= 2022 New Zealand fuel tax subsidy =

Labour government initiative

In March 2022 the New Zealand government reduced a fuel tax after a cost of living crisis brought on by the COVID-19 pandemic and the Russian invasion of Ukraine. The measure was originally intended as a temporary measure, with an initial duration of three months, however was extended three times in response to ongoing high fuel prices. The subsidy eventually ended on 1 July 2023, with the fuel tax returning to the full amount.

== Background ==
In late 2021 and early 2022, New Zealand was suffering from a cost of living crisis and higher-than-usual inflation. This was caused by a range of factors, including responses to the COVID-19 pandemic and the Russian invasion of Ukraine. In February 2022, fuel prices had risen by 13%.

== History ==
The cuts started in March 2022. Fuel prices would be reduced by 25 cents, and train and bus fares halved; there was also a 36% diesel discount. Originally, these were planned to last only three months, ending in June. Prime Minister Jacinda Ardern at the time said that this would save between $11.50 and $17.25 per tank of fuel. In the May 2022 New Zealand budget, the subsidy was extended until January 2023. In December 2022, the government extended the cuts until the end of February, then would halve the cuts to 12.5 cents per litre and end the subsidy on 31 March. In February 2023, the government announced that it would extend the fuel cuts until the end of June.

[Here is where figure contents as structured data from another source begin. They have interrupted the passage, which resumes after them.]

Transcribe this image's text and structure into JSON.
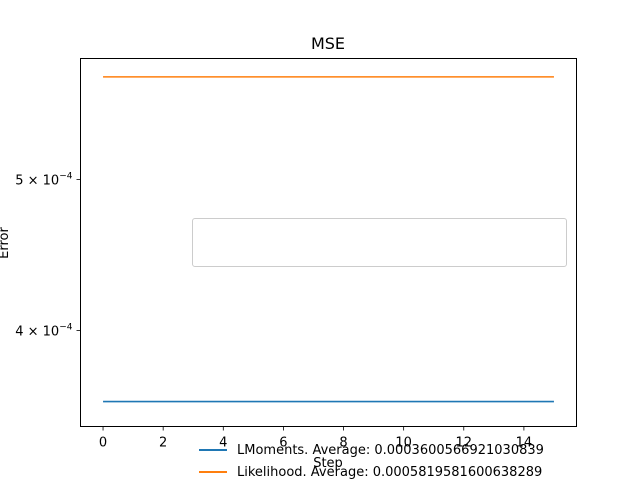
{
  "chart_data": {
    "type": "line",
    "title": "MSE",
    "xlabel": "Step",
    "ylabel": "Error",
    "yscale": "log",
    "xlim": [
      -0.75,
      15.75
    ],
    "ylim": [
      0.000347,
      0.000598
    ],
    "x_ticks": [
      0,
      2,
      4,
      6,
      8,
      10,
      12,
      14
    ],
    "x_tick_labels": [
      "0",
      "2",
      "4",
      "6",
      "8",
      "10",
      "12",
      "14"
    ],
    "y_ticks": [
      0.0004,
      0.0005
    ],
    "y_tick_labels": [
      {
        "mantissa": "4",
        "base": "10",
        "exp": "−4"
      },
      {
        "mantissa": "5",
        "base": "10",
        "exp": "−4"
      }
    ],
    "x": [
      0,
      15
    ],
    "series": [
      {
        "name": "LMoments. Average: 0.0003600566921030839",
        "color": "#1f77b4",
        "values": [
          0.00036006,
          0.00036006
        ]
      },
      {
        "name": "Likelihood. Average: 0.0005819581600638289",
        "color": "#ff7f0e",
        "values": [
          0.00058196,
          0.00058196
        ]
      }
    ],
    "legend": {
      "placement": "center-right"
    },
    "grid": false
  }
}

On 1 July 2023, the fuel tax cuts were removed. People lined up at petrol stations before the tax cuts ended, and many people took multiple trips. Some people urged motorists to refuel early to avoid queues or fuel shortages. The end of the subsidy caused a large increase in the number of Gaspy users, a fuel price monitoring app.

== Cost ==
The cost to the government of the initial three-month period was $350 million. The extension until June 2023 cost $718 million. In total, it was estimated that $2 billion was spent on the subsidies.